I have two positive-definite matrices $A$ and $B$ (not necessarily symmetric), and we have $AB=BA$, is there any theorem that ensures that the product of $A$ and $B$, $AB$ is positive definite? Or semi-positive definite?
If $A$ and $B$ are positive definite then for nonzero $x$ we have $x^TAx >0$ and $x^T Bx>0$ so that $$x^TAxx^TBx >0$$ now $$x^TAxx^TBx = x^TA\|x\|^2Bx =\|x\|^2(x^TABx) >0$$ Since $\|x\|^2>0$ is the length of $x$ we have that also $x^TABx>0$ for all nonzero $x$. Thus $AB$ is also positive definite.

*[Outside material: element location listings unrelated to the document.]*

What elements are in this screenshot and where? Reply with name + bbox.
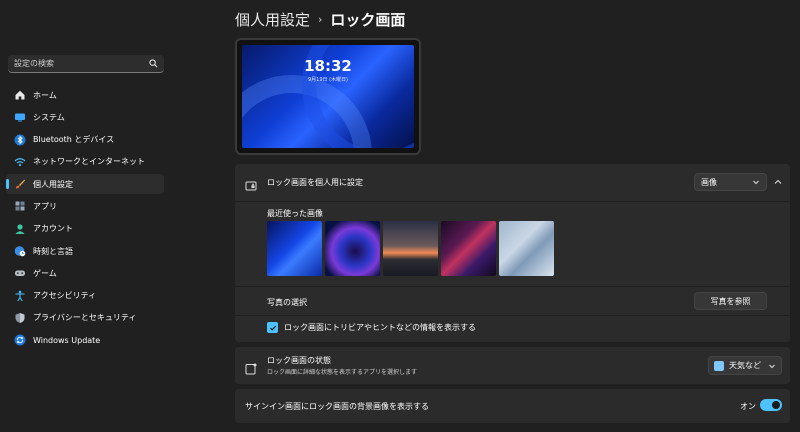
lock-screen-preview: 18:32 9月19日 (木曜日) — [235, 38, 421, 155]
show-fun-facts-label: ロック画面にトリビアやヒントなどの情報を表示する — [284, 323, 476, 332]
recent-image-thumbnail[interactable] — [383, 221, 438, 276]
status-app-dropdown[interactable]: 天気など — [708, 356, 782, 375]
sidebar-item-bluetooth[interactable]: Bluetooth とデバイス — [6, 130, 164, 150]
sidebar: 設定の検索 ホーム システム Bluetooth とデバイス ネットワークとイン… — [0, 0, 172, 432]
sidebar-item-windows-update[interactable]: Windows Update — [6, 330, 164, 350]
home-icon — [14, 89, 26, 101]
sidebar-item-personalization[interactable]: 個人用設定 — [6, 174, 164, 195]
divider — [235, 286, 790, 287]
sidebar-item-label: ゲーム — [33, 268, 57, 278]
divider — [235, 315, 790, 316]
sidebar-item-network[interactable]: ネットワークとインターネット — [6, 152, 164, 172]
background-type-dropdown[interactable]: 画像 — [694, 173, 767, 191]
divider — [235, 201, 790, 202]
weather-icon — [714, 360, 724, 371]
background-type-value: 画像 — [701, 177, 717, 187]
accessibility-icon — [14, 290, 26, 302]
lock-screen-status-description: ロック画面に詳細な状態を表示するアプリを選択します — [267, 369, 418, 376]
personalize-lock-screen-header[interactable]: ロック画面を個人用に設定 画像 — [235, 164, 790, 201]
photo-select-label: 写真の選択 — [267, 298, 307, 307]
signin-background-toggle[interactable] — [760, 399, 782, 411]
brush-icon — [14, 178, 26, 190]
bluetooth-icon — [14, 134, 26, 146]
sidebar-item-label: プライバシーとセキュリティ — [33, 313, 137, 323]
lock-screen-icon — [245, 177, 257, 191]
signin-background-card: サインイン画面にロック画面の背景画像を表示する オン — [235, 389, 790, 423]
breadcrumb: 個人用設定 › ロック画面 — [235, 8, 405, 30]
show-fun-facts-checkbox[interactable] — [267, 322, 278, 333]
sidebar-item-label: アプリ — [33, 201, 57, 211]
sidebar-item-label: 個人用設定 — [33, 179, 73, 189]
sidebar-item-label: ホーム — [33, 90, 57, 100]
sidebar-item-accessibility[interactable]: アクセシビリティ — [6, 286, 164, 306]
system-icon — [14, 111, 26, 123]
sidebar-item-system[interactable]: システム — [6, 107, 164, 127]
toggle-state-label: オン — [740, 402, 756, 411]
search-icon[interactable] — [148, 59, 158, 69]
sidebar-item-privacy[interactable]: プライバシーとセキュリティ — [6, 308, 164, 328]
sidebar-nav: ホーム システム Bluetooth とデバイス ネットワークとインターネット — [6, 85, 164, 353]
sidebar-item-label: 時刻と言語 — [33, 246, 73, 256]
signin-background-title: サインイン画面にロック画面の背景画像を表示する — [245, 402, 429, 411]
sidebar-item-label: アクセシビリティ — [33, 291, 97, 301]
gamepad-icon — [14, 267, 26, 279]
browse-photos-button[interactable]: 写真を参照 — [694, 292, 767, 310]
toggle-knob — [772, 401, 780, 409]
preview-date: 9月19日 (木曜日) — [307, 77, 349, 83]
sidebar-item-label: Bluetooth とデバイス — [33, 135, 115, 145]
recent-images-title: 最近使った画像 — [267, 209, 323, 218]
personalize-lock-screen-card: ロック画面を個人用に設定 画像 最近使った画像 写真の選択 写真を参照 ロック画… — [235, 164, 790, 342]
show-fun-facts-option[interactable]: ロック画面にトリビアやヒントなどの情報を表示する — [267, 322, 476, 333]
sidebar-item-time-language[interactable]: 時刻と言語 — [6, 241, 164, 261]
recent-image-thumbnail[interactable] — [267, 221, 322, 276]
status-app-value: 天気など — [729, 361, 761, 370]
search-box[interactable]: 設定の検索 — [8, 55, 164, 73]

Since $A$ and B are commutable, $AB=BA$, hence they are joint diagonalizable with a unitary matrix, $U$, $U^\dagger U=I$:
$A=U^\dagger D_A U$
$B=U^\dagger D_B U$
$AB=U^\dagger D_A U U^\dagger D_B U=U^\dagger D_A D_B U$.
Now if entries of $D_A$ and $D_B$ are positive (nonnegative), i.e., $A$ and $B$ are P.D. (P.S.D.) then $AB$ is P.D. (P.S.D).